Chronic stress produces profound changes in the morphology of neurons in both the infralimbic and prelimbic regions of medial prefrontal cortex (mPFC) of male rats (Cook and Wellman, 2004;Izquierdo et al., 2006;Radley et al., 2006). Interestingly, dendritic morphology of mPFC appears to be exquisitely sensitive to stress: Just one week of brief daily restraint reduces mPFC apical dendritic branch number and length (Brown et al., 2005).

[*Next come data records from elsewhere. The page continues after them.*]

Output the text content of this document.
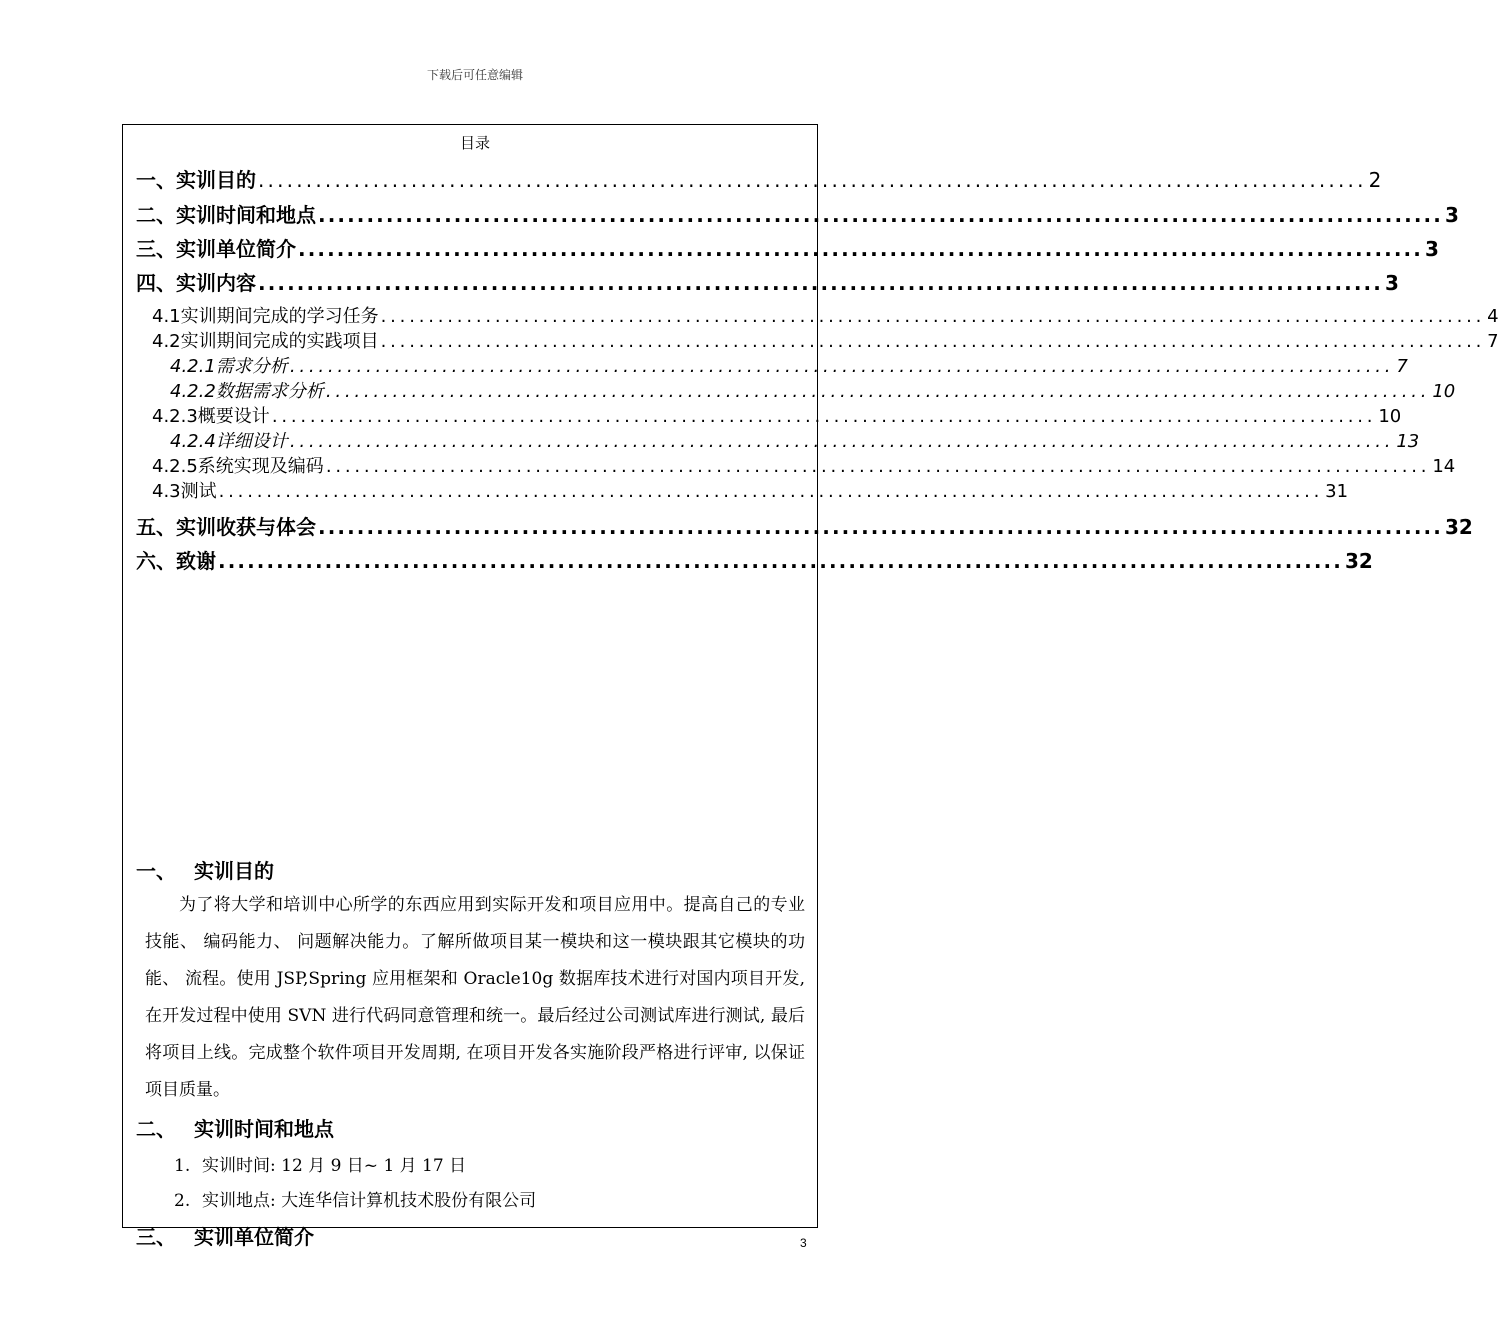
下载后可任意编辑
目录
一、 实训目的 .................................................................................................................... 2
二、 实训时间和地点 .................................................................................................................... 3
三、 实训单位简介 .................................................................................................................... 3
四、 实训内容 .................................................................................................................... 3
4.1实训期间完成的学习任务 .................................................................................................................... 4
4.2实训期间完成的实践项目 .................................................................................................................... 7
4.2.1需求分析 .................................................................................................................... 7
4.2.2数据需求分析 .................................................................................................................... 10
4.2.3概要设计 .................................................................................................................... 10
4.2.4详细设计 .................................................................................................................... 13
4.2.5系统实现及编码 .................................................................................................................... 14
4.3测试 .................................................................................................................... 31
五、 实训收获与体会 .................................................................................................................... 32
六、 致谢 .................................................................................................................... 32
一、 实训目的
为了将大学和培训中心所学的东西应用到实际开发和项目应用中。提高自己的专业技能、 编码能力、 问题解决能力。了解所做项目某一模块和这一模块跟其它模块的功能、 流程。使用 JSP,Spring 应用框架和 Oracle10g 数据库技术进行对国内项目开发, 在开发过程中使用 SVN 进行代码同意管理和统一。最后经过公司测试库进行测试, 最后将项目上线。完成整个软件项目开发周期, 在项目开发各实施阶段严格进行评审, 以保证项目质量。
二、 实训时间和地点
1. 实训时间: 12 月 9 日~ 1 月 17 日
2. 实训地点: 大连华信计算机技术股份有限公司
三、 实训单位简介	3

Exposure to chronic stress also produces deficits in retrieval of extinction of cued fear conditioning (Miracle et al., 2006;Garcia et al., 2008;Baran et al., 2009;Farrell et al., 2010), a behavior mediated by the infralimbic region of mPFC (Quirk et al., 2000). This suggests that chronic stress may compromise the function of mPFC. Indeed, acute stress produces sustained activation of infralimbic neurons (Jackson and Moghaddam, 2006) and impairs the induction of long term potentiation (LTP) in prelimbic cortex (Maroun and Richter-Levin, 2003); and chronic stress attenuates 5-HT-induced excitatory post-synaptic potentials (EPSP) in prelimbic neurons (Liu and Aghajanian, 2008) and impairs induction of LTP in infralimbic cortex (Goldwater et al., 2009). However, no studies to date have assessed the effects of chronic stress on neuronal physiology in mPFC in behaving animals. Likewise, the relationship between stress-induced changes in neuronal firing in mPFC and stress-induced changes in fear conditioning and extinction is unknown. Therefore, we assessed the effects of chronic stress on activity of mPFC neurons during fear conditioning and extinction.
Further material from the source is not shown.